The fiscal and monetary consequences of the debt are enormous. The debt situation leaves the government facing bankruptcy, even though this regime thinks a government can never get broke because it can always print money.
While this is true in simplistic terms, it betrays economic ignorance writ large. A government can get broke in real financial terms. Printing large sums of paper money — not backed by wealth — is a sign of bankruptcy,  a hallmark of economic failure.

Given the current situation, it would be difficult, if not impossible, in the short to medium-term to improve the fiscal position from a chronic deficit situation to a surplus to reduce the growing debt threat to the economy.

While there are a number of options which can be exercised to deal with the debt situation, there are no easy answers.

The government can divest from some non-performing national assets and use the proceeds to reduce the debt.

Privatisation and commercialisation are the main options although they always carry a political cost.

The domestic debt has grown rapidly over the past six years with the increasing deficit that has become structural.

Since Independence in 1980, Zimbabwe has always had a debt problem but the situation was worsened by government’s unsustainable populist spending policies.

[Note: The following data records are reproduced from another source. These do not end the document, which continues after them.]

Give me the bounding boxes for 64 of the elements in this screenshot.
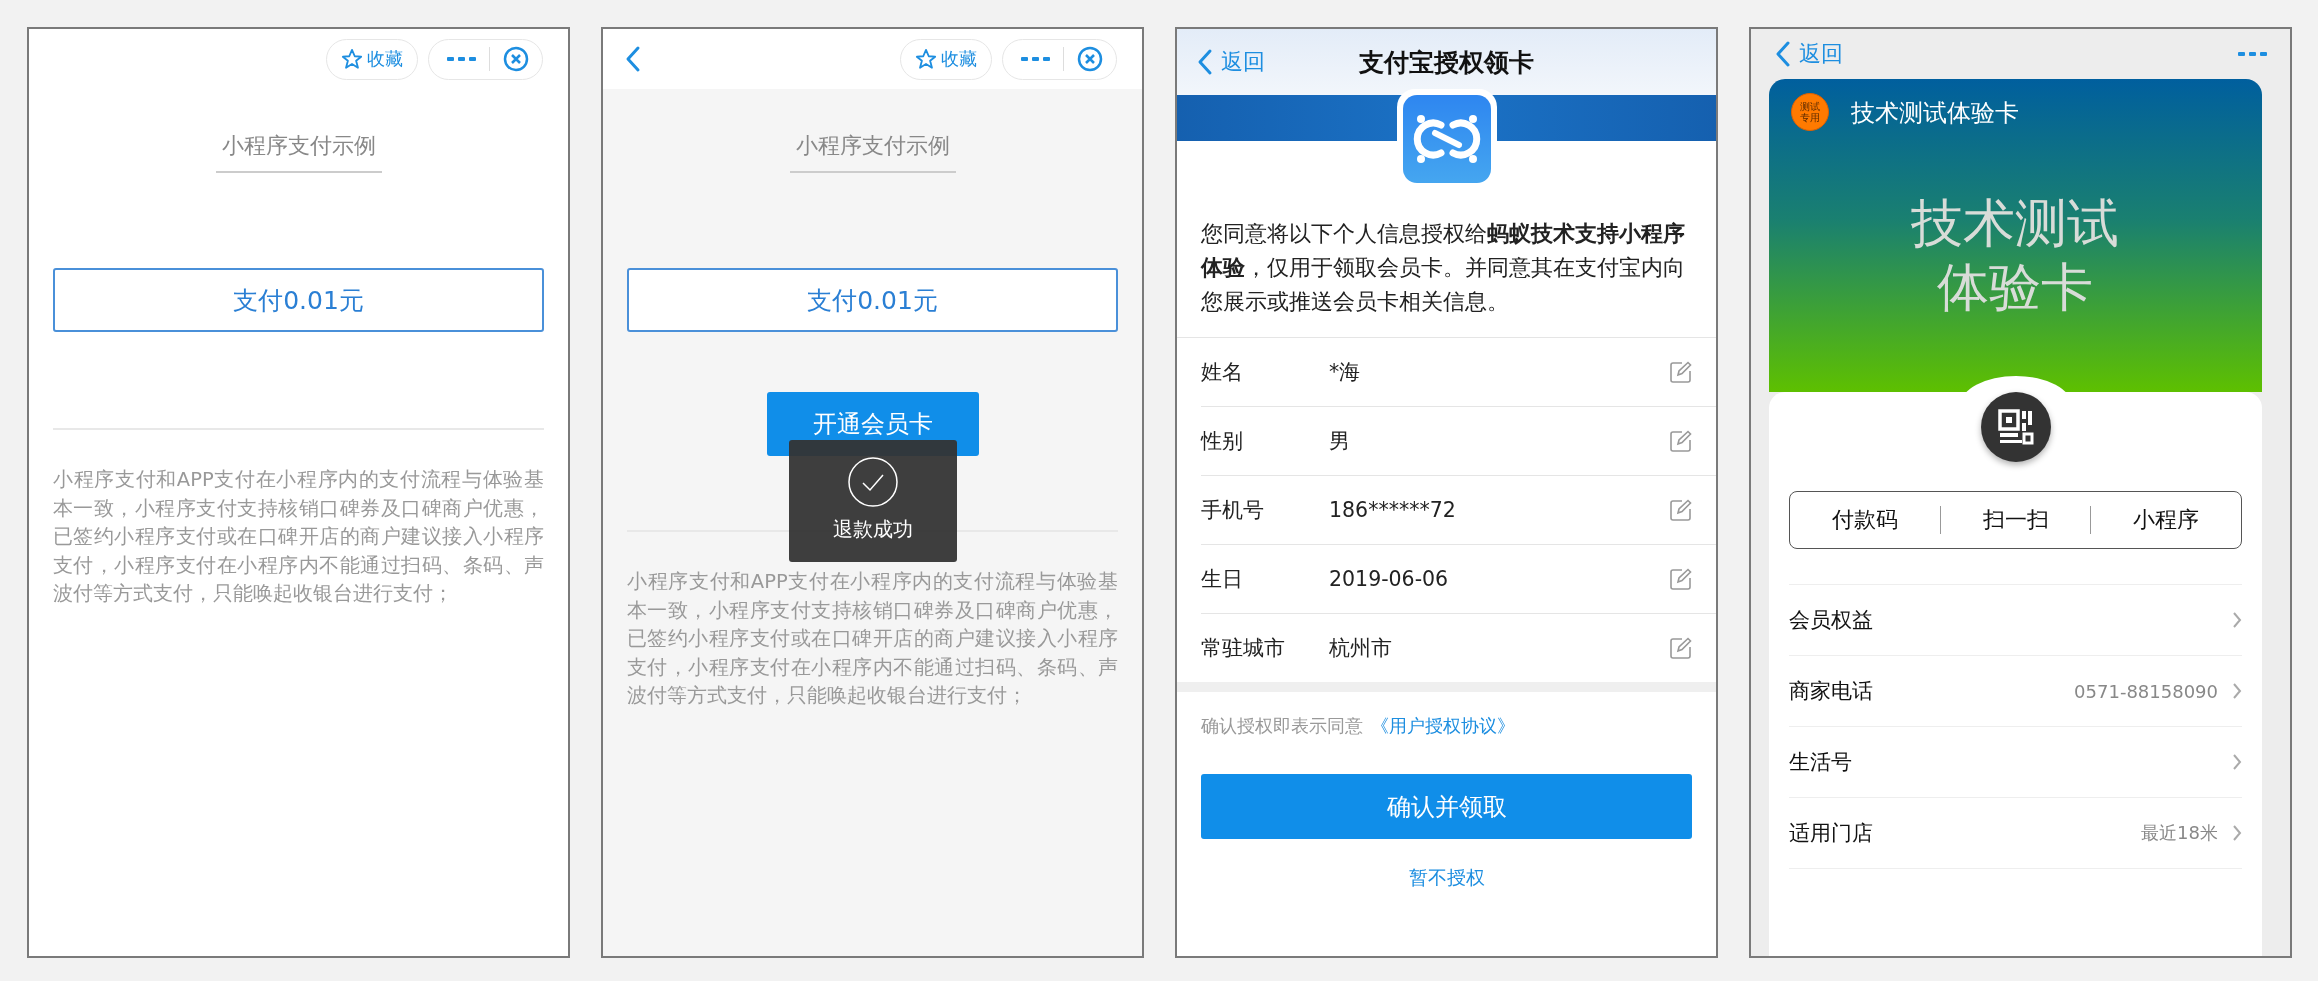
list-row[interactable]: 会员权益: [1789, 585, 2242, 656]
field-value: *海: [1329, 359, 1362, 386]
row-label: 商家电话: [1789, 678, 1874, 705]
edit-icon[interactable]: [1670, 499, 1692, 521]
action-tab[interactable]: 付款码: [1790, 492, 1940, 548]
row-label: 生活号: [1789, 749, 1853, 776]
back-icon[interactable]: [1197, 48, 1213, 76]
check-circle-icon: [846, 456, 899, 508]
field-label: 性别: [1201, 428, 1244, 455]
row-value: 0571-88158090: [2074, 680, 2218, 702]
field-value: 男: [1329, 428, 1351, 455]
list-row[interactable]: 适用门店 最近18米: [1789, 798, 2242, 869]
back-icon[interactable]: [625, 45, 641, 73]
back-link[interactable]: 返回: [1221, 47, 1265, 77]
pay-button[interactable]: 支付0.01元: [53, 268, 544, 332]
more-icon[interactable]: [2238, 50, 2268, 58]
consent-text: 您同意将以下个人信息授权给蚂蚁技术支持小程序体验，仅用于领取会员卡。并同意其在支付宝内向您展示或推送会员卡相关信息。: [1199, 220, 1686, 316]
field-label: 手机号: [1201, 497, 1265, 524]
page-title: 小程序支付示例: [215, 131, 382, 173]
description: 小程序支付和APP支付在小程序内的支付流程与体验基本一致，小程序支付支持核销口碑券及口碑商户优惠，已签约小程序支付或在口碑开店的商户建议接入小程序支付，小程序支付在小程序内不能通过扫码、条码、声波付等方式支付，只能唤起收银台进行支付；: [627, 569, 1118, 709]
edit-icon[interactable]: [1670, 430, 1692, 452]
field-value: 杭州市: [1329, 635, 1393, 662]
row-label: 适用门店: [1789, 820, 1874, 847]
more-icon[interactable]: [447, 55, 477, 63]
chevron-right-icon: [2232, 753, 2242, 771]
field-value: 186******72: [1329, 498, 1457, 522]
action-tab[interactable]: 小程序: [2091, 492, 2241, 548]
row-label: 会员权益: [1789, 607, 1874, 634]
chevron-right-icon: [2232, 611, 2242, 629]
confirm-button[interactable]: 确认并领取: [1201, 774, 1692, 839]
pay-button[interactable]: 支付0.01元: [627, 268, 1118, 332]
card-face-text: 技术测试体验卡: [1910, 192, 2121, 319]
star-icon: [341, 48, 363, 70]
qr-code-icon: [1997, 409, 2034, 445]
row-value: 最近18米: [2141, 821, 2218, 845]
agreement-link[interactable]: 《用户授权协议》: [1371, 714, 1515, 738]
list-row[interactable]: 商家电话 0571-88158090: [1789, 656, 2242, 727]
edit-icon[interactable]: [1670, 637, 1692, 659]
page-title: 小程序支付示例: [789, 131, 956, 173]
chevron-right-icon: [2232, 682, 2242, 700]
back-icon[interactable]: [1775, 40, 1791, 68]
close-icon[interactable]: [1076, 45, 1104, 73]
action-tab[interactable]: 扫一扫: [1940, 492, 2091, 548]
screen-title: 支付宝授权领卡: [1359, 47, 1534, 77]
more-icon[interactable]: [1021, 55, 1051, 63]
favorite-button[interactable]: 收藏: [326, 38, 418, 80]
description: 小程序支付和APP支付在小程序内的支付流程与体验基本一致，小程序支付支持核销口碑券及口碑商户优惠，已签约小程序支付或在口碑开店的商户建议接入小程序支付，小程序支付在小程序内不能通过扫码、条码、声波付等方式支付，只能唤起收银台进行支付；: [53, 467, 544, 607]
field-label: 常驻城市: [1201, 635, 1286, 662]
favorite-button[interactable]: 收藏: [900, 38, 992, 80]
back-link[interactable]: 返回: [1799, 39, 1843, 69]
decline-link[interactable]: 暂不授权: [1408, 865, 1485, 891]
field-value: 2019-06-06: [1329, 567, 1450, 591]
edit-icon[interactable]: [1670, 361, 1692, 383]
card-name: 技术测试体验卡: [1851, 98, 2019, 129]
field-label: 生日: [1201, 566, 1244, 593]
test-badge: 测试专用: [1791, 93, 1829, 131]
toast-text: 退款成功: [832, 516, 913, 543]
chevron-right-icon: [2232, 824, 2242, 842]
field-label: 姓名: [1201, 359, 1244, 386]
list-row[interactable]: 生活号: [1789, 727, 2242, 798]
star-icon: [915, 48, 937, 70]
agreement-text: 确认授权即表示同意: [1201, 714, 1363, 738]
edit-icon[interactable]: [1670, 568, 1692, 590]
close-icon[interactable]: [502, 45, 530, 73]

Government has never been able to marshal enough revenue to finance its expenditures. This has resultantly created deficits that have to be financed either by borrowing from the domestic market or externally.

Since government has been over-borrowing locally and cannot borrow from outside, it has now resorted to printing money to finance its expenditure and pay interest on the debt.

This has become hyper-inflationary. Unless the government deals with the debt problem, it may soon find itself locked in a terminal fiscal crisis which can easily aggravate mounting political problems.